British writer Brian MacArthur, "one of the longest serving journalists in Fleet Street," died March 24, the Bookseller reported. He was 79. The founding editor of former national newspaper Today and the Times Higher Education Supplement, MacArthur more recently edited material about books for the Times and the Telegraph. As an author, his books include Deadline Sunday; Surviving the Sword; and For King and Country. He edited The Penguin Book of Modern Speeches.
MacArthur "was at the center of the Hitler Diaries scandal of 1983, in which the Sunday Times serialized what emerged to be elaborate faked diaries of the Führer," the Bookseller noted. He left the newspaper shortly after the scandal, "which saw circulation rise," to be editor of the Western Morning News.

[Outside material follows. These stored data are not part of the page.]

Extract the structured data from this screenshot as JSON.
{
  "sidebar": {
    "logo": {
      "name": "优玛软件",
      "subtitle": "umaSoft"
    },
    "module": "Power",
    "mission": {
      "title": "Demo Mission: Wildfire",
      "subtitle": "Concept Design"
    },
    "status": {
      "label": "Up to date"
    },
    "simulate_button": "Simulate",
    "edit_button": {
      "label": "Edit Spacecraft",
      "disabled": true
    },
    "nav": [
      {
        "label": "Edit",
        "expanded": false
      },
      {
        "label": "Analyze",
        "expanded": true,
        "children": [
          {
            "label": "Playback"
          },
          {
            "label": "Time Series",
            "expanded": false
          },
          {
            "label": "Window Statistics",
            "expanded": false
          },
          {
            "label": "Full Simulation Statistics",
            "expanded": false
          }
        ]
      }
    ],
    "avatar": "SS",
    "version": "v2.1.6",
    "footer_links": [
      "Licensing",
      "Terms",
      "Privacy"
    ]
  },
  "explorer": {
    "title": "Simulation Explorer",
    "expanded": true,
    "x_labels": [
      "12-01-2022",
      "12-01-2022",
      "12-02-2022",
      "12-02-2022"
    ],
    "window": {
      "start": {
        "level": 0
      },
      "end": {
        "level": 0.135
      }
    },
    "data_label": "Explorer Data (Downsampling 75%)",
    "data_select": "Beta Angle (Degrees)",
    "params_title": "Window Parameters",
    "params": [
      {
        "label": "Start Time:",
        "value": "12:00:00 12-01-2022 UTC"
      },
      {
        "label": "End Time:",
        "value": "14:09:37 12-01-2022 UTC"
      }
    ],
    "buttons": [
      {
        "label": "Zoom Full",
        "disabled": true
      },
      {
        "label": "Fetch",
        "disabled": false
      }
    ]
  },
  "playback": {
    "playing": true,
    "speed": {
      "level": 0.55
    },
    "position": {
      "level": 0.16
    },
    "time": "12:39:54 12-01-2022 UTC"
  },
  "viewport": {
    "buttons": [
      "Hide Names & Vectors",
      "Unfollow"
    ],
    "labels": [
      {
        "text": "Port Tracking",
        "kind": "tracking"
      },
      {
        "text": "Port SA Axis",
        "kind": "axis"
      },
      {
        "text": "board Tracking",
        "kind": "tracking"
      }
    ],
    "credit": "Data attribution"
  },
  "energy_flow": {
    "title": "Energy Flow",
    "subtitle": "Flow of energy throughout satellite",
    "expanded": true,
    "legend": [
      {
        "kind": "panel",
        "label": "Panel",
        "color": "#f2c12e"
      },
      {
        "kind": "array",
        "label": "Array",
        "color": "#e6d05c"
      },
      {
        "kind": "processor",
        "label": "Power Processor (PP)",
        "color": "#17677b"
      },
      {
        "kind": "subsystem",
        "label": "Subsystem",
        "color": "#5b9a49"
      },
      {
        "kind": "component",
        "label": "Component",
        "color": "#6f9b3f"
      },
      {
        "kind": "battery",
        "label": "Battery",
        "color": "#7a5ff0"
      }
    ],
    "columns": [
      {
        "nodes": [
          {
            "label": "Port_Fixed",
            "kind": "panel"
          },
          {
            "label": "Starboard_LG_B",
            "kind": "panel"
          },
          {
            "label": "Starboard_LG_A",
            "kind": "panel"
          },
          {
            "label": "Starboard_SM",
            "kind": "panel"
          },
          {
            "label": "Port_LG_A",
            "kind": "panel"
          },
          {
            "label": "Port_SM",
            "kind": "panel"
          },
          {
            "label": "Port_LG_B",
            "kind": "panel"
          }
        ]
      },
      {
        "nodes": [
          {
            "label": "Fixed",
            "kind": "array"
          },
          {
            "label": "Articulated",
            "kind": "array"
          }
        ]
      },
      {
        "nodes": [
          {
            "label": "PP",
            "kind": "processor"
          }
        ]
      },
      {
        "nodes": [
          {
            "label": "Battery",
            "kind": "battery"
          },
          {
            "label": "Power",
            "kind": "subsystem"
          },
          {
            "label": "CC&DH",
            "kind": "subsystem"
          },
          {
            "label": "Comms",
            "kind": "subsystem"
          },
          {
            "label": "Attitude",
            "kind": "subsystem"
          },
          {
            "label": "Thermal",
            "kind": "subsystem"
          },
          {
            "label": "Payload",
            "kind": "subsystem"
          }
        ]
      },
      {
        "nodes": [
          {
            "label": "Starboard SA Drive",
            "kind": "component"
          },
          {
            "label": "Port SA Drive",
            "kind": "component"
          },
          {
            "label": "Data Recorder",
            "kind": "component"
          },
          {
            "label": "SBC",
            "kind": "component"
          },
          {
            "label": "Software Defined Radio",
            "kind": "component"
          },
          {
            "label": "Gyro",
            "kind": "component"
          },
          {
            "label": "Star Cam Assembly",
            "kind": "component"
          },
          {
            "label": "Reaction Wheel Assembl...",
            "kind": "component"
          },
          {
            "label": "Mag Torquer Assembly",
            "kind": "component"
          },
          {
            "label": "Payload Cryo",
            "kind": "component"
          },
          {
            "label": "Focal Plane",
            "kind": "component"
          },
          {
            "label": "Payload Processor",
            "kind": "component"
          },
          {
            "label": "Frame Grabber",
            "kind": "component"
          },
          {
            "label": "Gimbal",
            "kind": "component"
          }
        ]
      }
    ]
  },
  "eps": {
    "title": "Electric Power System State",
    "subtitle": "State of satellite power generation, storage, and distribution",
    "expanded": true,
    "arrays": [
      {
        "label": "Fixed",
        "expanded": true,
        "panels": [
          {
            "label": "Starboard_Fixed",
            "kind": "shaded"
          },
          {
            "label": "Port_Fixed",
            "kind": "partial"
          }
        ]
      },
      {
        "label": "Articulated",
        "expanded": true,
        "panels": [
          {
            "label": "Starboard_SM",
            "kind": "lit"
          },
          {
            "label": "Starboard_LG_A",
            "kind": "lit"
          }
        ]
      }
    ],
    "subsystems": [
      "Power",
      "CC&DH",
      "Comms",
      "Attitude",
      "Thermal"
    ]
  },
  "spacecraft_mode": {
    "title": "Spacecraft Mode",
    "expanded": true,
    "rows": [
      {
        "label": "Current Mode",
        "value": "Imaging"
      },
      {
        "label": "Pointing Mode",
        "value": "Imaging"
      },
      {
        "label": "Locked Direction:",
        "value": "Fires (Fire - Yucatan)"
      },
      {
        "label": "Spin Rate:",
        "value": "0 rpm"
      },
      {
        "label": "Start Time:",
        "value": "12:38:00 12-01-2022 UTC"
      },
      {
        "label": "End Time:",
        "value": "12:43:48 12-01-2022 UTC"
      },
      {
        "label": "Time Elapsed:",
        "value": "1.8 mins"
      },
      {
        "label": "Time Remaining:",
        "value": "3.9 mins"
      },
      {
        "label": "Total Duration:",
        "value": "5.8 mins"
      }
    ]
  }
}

Two years later, he became the founding editor of Today with a mission "to adopt the computer technology that would break the stranglehold of the print unions, enable color printing and revolutionize Fleet Street,” the Times wrote. Although he departed Today in 1987, his experience there inspired his book Eddy Shah: Today and the Newspaper Revolution.
MacArthur's final stint at the Times began in 1991 when he was brought back to oversee travel and books. "Paper Round," his weekly column on media matters, ran for 18 years. His last job was as the books editor of the Daily Telegraph from 2006 to 2010.